The Most Amazing PostgreSQL Database

For me PostgreSQL is the most amazing (open source) database around. Even though, there is much interest in stripped down NoSQL databases like key-value stores or “data structure servers”, PostgreSQL continues to innovate at the SQL frontier.

In this post, I’ll show a few of the newer, less known, features of PostgreSQL - far beyond standard SQL.

hstore

hstore is a key-value store for simple data types. Using hstore, we’re able to create a key-value store within columns of a table.

To enable the hstore extension, run create extension hstore' in the PostgreSQL prompt. After that the hstore data type is available for our table definitions.

Let’s create a simple table with a hstore column:

create table hstoretest ( id serial primary key, data hstore );

To insert a few rows, we use a special syntax:

insert into hstoretest (data) values ('key1 => 123, key2 => "text"'::hstore);

Query the table as usual:

select * from hstoretest;

 id |                           data
----+-----------------------------------------------------------
  1 | "key1"=>"123", "key2"=>"text"

The hstore extension provides a lot of operators and functions to work with hstore columns, for example, selecting all key2 values:

select data -> 'key2' as key2 from hstoretest;

 key2
------
 text
(1 row)

Some more examples can be found here.

JSON

A JSON data type was introduced in release 9.2. Currently this is nothing more than a validating data type, thus it checks if the string we put into that column is a valid JSON object.

Let’s create a new table to play around with this type:

create table jsontest ( id serial primary key, data json );

Now let’s insert an invalid row:

insert into jsontest (data) values ('{"title":wrong}');

ERROR:  invalid input syntax for type json
LINE 1: insert into jsontest (data) values ('{"title":wrong}');
                                            ^
DETAIL:  Token "wrong" is invalid.
CONTEXT:  JSON data, line 1: {"title":wrong...

And now with the correct JSON syntax:

insert into jsontest (data) values ('{"title":"right"}');

There isn’t really much more to the JSON data type besides the ability to return rows of non-JSON tables as JSON:

select row_to_json(hstoretest) from hstoretest;

                                       row_to_json
-----------------------------------------------------------------------------------------
 {"id":1,"data":"\"key1\"=>\"123\", \"key2\"=>\"text\""}
(1 row)

Nice if you’re used to work with JSON object (in Web applications for example).

PLv8

Working directly with JSON and JavaScript has been all the rage in many of the NoSQL databases. Using the PLv8 extension, we can use JavaScript (executed by Google’s awesome V8 engine) directly in PostgreSQL. Together with the JSON data type, this offers amazing new possibilities.

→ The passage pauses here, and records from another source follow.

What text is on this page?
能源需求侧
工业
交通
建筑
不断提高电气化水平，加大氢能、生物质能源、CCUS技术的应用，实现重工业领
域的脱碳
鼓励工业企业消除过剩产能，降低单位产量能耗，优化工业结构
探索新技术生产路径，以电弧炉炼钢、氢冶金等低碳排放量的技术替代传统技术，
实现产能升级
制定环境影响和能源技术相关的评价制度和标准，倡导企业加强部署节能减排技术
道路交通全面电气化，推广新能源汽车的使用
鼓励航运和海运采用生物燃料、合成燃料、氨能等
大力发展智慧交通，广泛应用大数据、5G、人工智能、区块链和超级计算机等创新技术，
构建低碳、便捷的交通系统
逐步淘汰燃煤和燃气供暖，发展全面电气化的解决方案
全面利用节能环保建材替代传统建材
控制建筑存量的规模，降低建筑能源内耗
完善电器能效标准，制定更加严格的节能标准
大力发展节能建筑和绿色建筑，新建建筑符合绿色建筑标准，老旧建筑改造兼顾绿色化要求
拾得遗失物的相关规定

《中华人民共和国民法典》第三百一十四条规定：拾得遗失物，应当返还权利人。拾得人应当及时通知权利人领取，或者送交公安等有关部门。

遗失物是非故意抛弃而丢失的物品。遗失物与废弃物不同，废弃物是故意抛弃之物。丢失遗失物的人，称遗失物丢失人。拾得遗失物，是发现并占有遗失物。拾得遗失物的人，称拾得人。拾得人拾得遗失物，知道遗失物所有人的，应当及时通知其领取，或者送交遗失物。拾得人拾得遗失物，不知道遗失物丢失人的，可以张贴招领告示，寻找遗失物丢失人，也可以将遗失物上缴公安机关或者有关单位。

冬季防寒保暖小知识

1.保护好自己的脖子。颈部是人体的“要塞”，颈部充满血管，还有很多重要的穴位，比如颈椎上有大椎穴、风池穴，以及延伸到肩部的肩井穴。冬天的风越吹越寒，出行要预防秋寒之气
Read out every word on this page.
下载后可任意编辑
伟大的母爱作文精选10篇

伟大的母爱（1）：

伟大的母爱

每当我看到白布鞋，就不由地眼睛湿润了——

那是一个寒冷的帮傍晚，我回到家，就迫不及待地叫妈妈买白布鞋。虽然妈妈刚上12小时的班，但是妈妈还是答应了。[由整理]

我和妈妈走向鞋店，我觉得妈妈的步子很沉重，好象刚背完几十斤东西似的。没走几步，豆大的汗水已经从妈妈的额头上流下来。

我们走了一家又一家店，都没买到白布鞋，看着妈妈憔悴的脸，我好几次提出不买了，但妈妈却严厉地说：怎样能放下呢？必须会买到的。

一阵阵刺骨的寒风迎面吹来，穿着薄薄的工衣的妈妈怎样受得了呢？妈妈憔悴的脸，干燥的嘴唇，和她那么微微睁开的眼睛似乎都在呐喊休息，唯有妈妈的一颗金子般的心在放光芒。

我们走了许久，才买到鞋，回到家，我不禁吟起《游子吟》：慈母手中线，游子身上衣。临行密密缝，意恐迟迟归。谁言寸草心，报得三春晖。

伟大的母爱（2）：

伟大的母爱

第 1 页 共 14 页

Currently PLv8 isn’t included in the standard distribution of PostgreSQL (9.2), but installing it isn’t very hard, the only dependencies are postgresql and the v8 engine. Some distributions already have v8 in their repositories (Archlinux).

Compiling and installing the extension is straight forward as soon as the dependencies are in place:

make && sudo make install

No we can enable the plv8 extension within our database (as we did with hstore):

create extension plv8;

A particular nice example of using JSON and PLv8 comes from Andrew Dunstan:

create or replace function jmember (j json, key text )
 RETURNS text
 LANGUAGE plv8
 IMMUTABLE
AS $function$
  var ej = JSON.parse(j);
  if (typeof ej != 'object')
        return NULL;
  return JSON.stringify(ej[key]);
$function$;

The jmember function allows us to parse and read the JSON string and returns the member identified by key:

select jmember(data, 'title') from jsontest;

     jmember
-----------------
 "right"
(1 row)

Andrew also shows how to build an index to speed up access times in his post.

k-Nearest Neighbors

In PostgreSQL 9.1, a nearest neighbor indexing was introduced. This allows us to perform orderings etc. by a distance metric.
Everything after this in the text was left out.